Agreeing to a few compromises, Woolwich this week avoided a legal battle over its new gravel pit policy.
Instead of the start of a challenge by aggregate companies, Monday’s session of the Ontario Municipal Board shifted from a prehearing conference to a full hearing. OMB chair Harold GoldKind endorsed a settlement between the township, developers and opponents lined up to fight some of the five pit applications currently before council.
The agreement, reached last week and endorsed at a special council meeting Nov. 19, sees some easing of tough new guidelines for weighing requests to extract gravel in the township.
Dan Kennaley, Woolwich’s director of engineering and planning, said the changes were minor, concessions the township could live with rather than roll the dice by going through the OMB process.
“In the end, we felt that the risk of coming out poorer through a board hearing made the settlement a good idea.”
The OMB became involved when the company behind one of the current gravel pit applications, Capital Paving, argued the new policies – known as official plan amendment 13 (OPA 13) – should not apply to its proposal to mine a site near the covered bridge in West Montrose.
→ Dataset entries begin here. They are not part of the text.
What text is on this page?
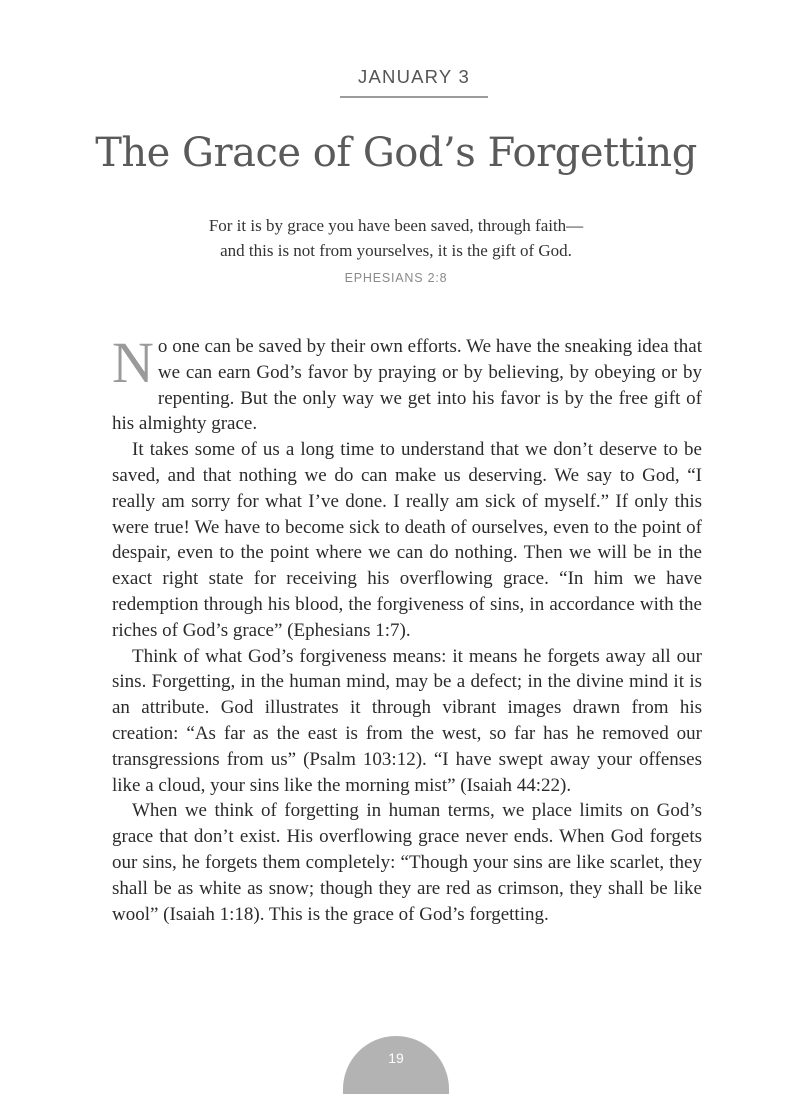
JANUARY 3
The Grace of God’s Forgetting
For it is by grace you have been saved, through faith—
and this is not from yourselves, it is the gift of God.
EPHESIANS 2:8

No one can be saved by their own efforts. We have the sneaking idea that we can earn God’s favor by praying or by believing, by obeying or by repenting. But the only way we get into his favor is by the free gift of his almighty grace.

It takes some of us a long time to understand that we don’t deserve to be saved, and that nothing we do can make us deserving. We say to God, “I really am sorry for what I’ve done. I really am sick of myself.” If only this were true! We have to become sick to death of ourselves, even to the point of despair, even to the point where we can do nothing. Then we will be in the exact right state for receiving his overflowing grace. “In him we have redemption through his blood, the forgiveness of sins, in accordance with the riches of God’s grace” (Ephesians 1:7).

Think of what God’s forgiveness means: it means he forgets away all our sins. Forgetting, in the human mind, may be a defect; in the divine mind it is an attribute. God illustrates it through vibrant images drawn from his creation: “As far as the east is from the west, so far has he removed our transgressions from us” (Psalm 103:12). “I have swept away your offenses like a cloud, your sins like the morning mist” (Isaiah 44:22).

When we think of forgetting in human terms, we place limits on God’s grace that don’t exist. His overflowing grace never ends. When God forgets our sins, he forgets them completely: “Though your sins are like scarlet, they shall be as white as snow; though they are red as crimson, they shall be like wool” (Isaiah 1:18). This is the grace of God’s forgetting.

19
It appealed to the provincial agency, saying its application predated the township’s introduction of OPA 13.
While saying this week’s settlement will have no real impact on the five applications currently before township, Kennaley added he expects Capital Paving’s position will be part of the wrangling when its submission is reviewed next year.
Tony Dowling of the Bridge Keepers organization opposing the West Montrose pit said he expects the company to fight any call for the extra studies and associated peer reviews demanded under OPA 13.
A party to the OMB proceedings, Dowling said he was “comfortable” with the compromises because the bulk of the tougher provisions remain intact.
Developers asked for some of the provisions to include the term “where applicable,” said Kennaley, essentially calling on the township to treat smaller projects differently from larger, more complicated ones, something his department already does.
“Some of those small, straightforward applications, like additions to existing pits, don’t need all of the studies that we want to see for the bigger pits.”
Another concession weakens, in some cases, the township’s ability to demand monitoring – for noise or dust, for instance – once a pit is operational.
“It could make it more difficult down the road,” he admitted, but again that’s likely to be the case with the smaller operations that typically present fewer concerns.
Of the five applications now under consideration, three are classified as smaller in scale. Those pits will be discussed at a public meeting when council meets on Tuesday night. On the list are expansions to two existing small pits, one at 777 Sandy Hills Drive (NJ Excavating) and the other at 6225 and 6329 Middlebrook Rd. (DJ Lockhart). The third application involves a new small pit at 125 Peel St., Winterbourne (Kuntz Topsoil, Sand and Gravel).
A decision on those three proposals will likely follow in relatively short order, depending on the public input at next week’s meeting.
Likely to be far more involved, the two larger projects – Capital Paving’s and one at 128 Katherine St. S. – won’t be at the public stage for months.
Opponents expect a hard-fought battle in both cases. The Bridge Keepers have maintained a steady offensive, pushing for the area surrounding the bridge to be protected for heritage reasons.
Even though the OMB and Ministry of Natural Resource have a tendency to side with developers, Dowling said he hopes the township presses the applicant using its new guidelines. If it can’t prevent the pit from going ahead, it can work to scale back the size, and to win protection for the bridge, river and the people in the area, who are concerned about traffic on roads travelled by horse-drawn buggies and children walking to school.
“The idea would be to make it less of a threat to the covered bridge experience.”